Centrala begrepp
The key objective is to plan the trails of a robot team in a hazardous environment to maximize the expected team reward and the expected number of surviving robots, which are inherently conflicting goals.
Sammanfattning
The content discusses the bi-objective team orienteering in hazardous environments (BOTOHE) problem, where a team of mobile robots navigate a hazardous environment modeled as a directed graph. Each node in the graph offers a reward to the team if visited by a robot, but traversing the arcs (edges) presents known probabilities of robot destruction.
The two objectives are to maximize the expected team reward and the expected number of robots that survive the mission. These objectives are inherently conflicting, as robots must risk their survival to visit high-reward nodes. The authors employ bi-objective ant colony optimization to search for the Pareto-optimal set of robot-team trail plans, which can then be presented to a human decision-maker to select the plan that balances reward and robot survival according to their preferences.
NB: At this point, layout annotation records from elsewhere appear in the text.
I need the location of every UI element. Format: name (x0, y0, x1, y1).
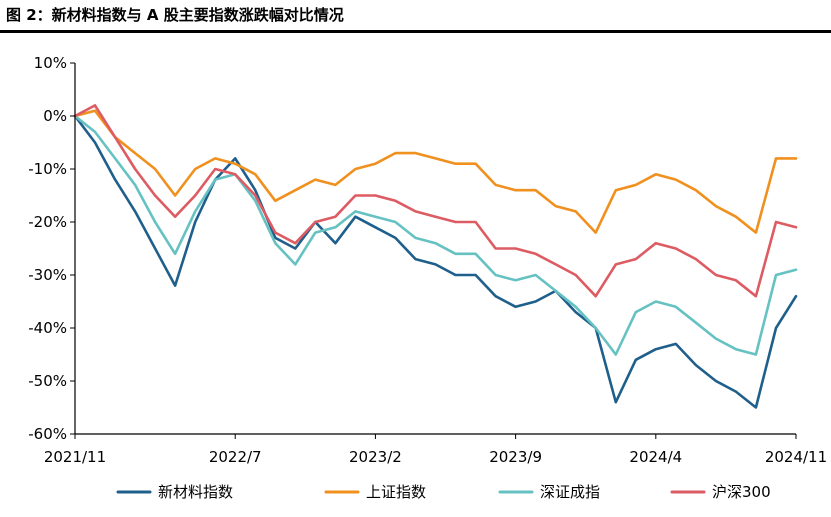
legend-label: 深证成指 (540, 483, 600, 501)
x-axis: 2021/11 2022/7 2023/2 2023/9 2024/4 2024/11 (44, 433, 827, 466)
y-tick-label: -60% (28, 425, 67, 443)
series-line-0 (73, 114, 798, 409)
legend-label: 上证指数 (366, 483, 426, 501)
y-tick-label: -30% (28, 266, 67, 284)
y-tick-label: 0% (43, 107, 67, 125)
legend-label: 新材料指数 (158, 483, 233, 501)
legend-item: 上证指数 (324, 483, 426, 501)
y-tick-label: -20% (28, 213, 67, 231)
y-tick-label: -50% (28, 372, 67, 390)
y-tick-label: 10% (34, 54, 67, 72)
series-line-1 (73, 109, 798, 234)
plot-lines (73, 104, 798, 409)
legend-label: 沪深300 (712, 483, 771, 501)
legend-item: 新材料指数 (116, 483, 233, 501)
x-tick-label: 2023/2 (349, 448, 402, 466)
y-tick-label: -40% (28, 319, 67, 337)
series-line-3 (73, 104, 798, 298)
y-tick-label: -10% (28, 160, 67, 178)
legend-item: 深证成指 (498, 483, 600, 501)
title-rule (0, 30, 831, 33)
x-tick-label: 2022/7 (209, 448, 262, 466)
x-tick-label: 2023/9 (489, 448, 542, 466)
x-tick-label: 2024/4 (629, 448, 682, 466)
y-axis: 10% 0% -10% -20% -30% -40% -50% -60% (28, 54, 76, 443)
legend: 新材料指数 上证指数 深证成指 沪深300 (116, 483, 771, 501)
x-tick-label: 2021/11 (44, 448, 106, 466)
x-tick-label: 2024/11 (765, 448, 827, 466)
figure-title: 图 2：新材料指数与 A 股主要指数涨跌幅对比情况 (6, 6, 344, 24)
legend-item: 沪深300 (670, 483, 771, 501)
series-line-2 (73, 114, 798, 356)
The key highlights include:
- Modeling the hazardous environment as a directed graph with known arc survival probabilities
- Formulating the bi-objective optimization problem to maximize expected team reward and expected robot survival
- Employing bi-objective ant colony optimization to efficiently search for the Pareto-optimal set of robot-team trail plans
- Visualizing the pheromone trails and Pareto-optimal solutions to gain intuition
- Conducting ablation studies to quantify the importance of heuristics and pheromone in guiding the search
Statistik
"Teams of mobile [aerial, ground, or aquatic] robots have applications in resource de-livery, patrolling, information-gathering, agriculture, forest fire fighting, chemical plume source localization and mapping, and search-and-rescue."
"Robots traversing a hazardous environment should plan and coordinate their trails in consideration of risks of failure, destruction, or capture."
Citat
"Herein, we consider bi-objective trail-planning for a mobile team of robots orienteering in a hazardous environment."
"Because the bi-objective optimization problem in eqn. 1 presents a conflict between de-signing the robot-team trail plan to maximize the expected reward and the number of surviving robots, we seek the Pareto-optimal set of team-robot trail plans."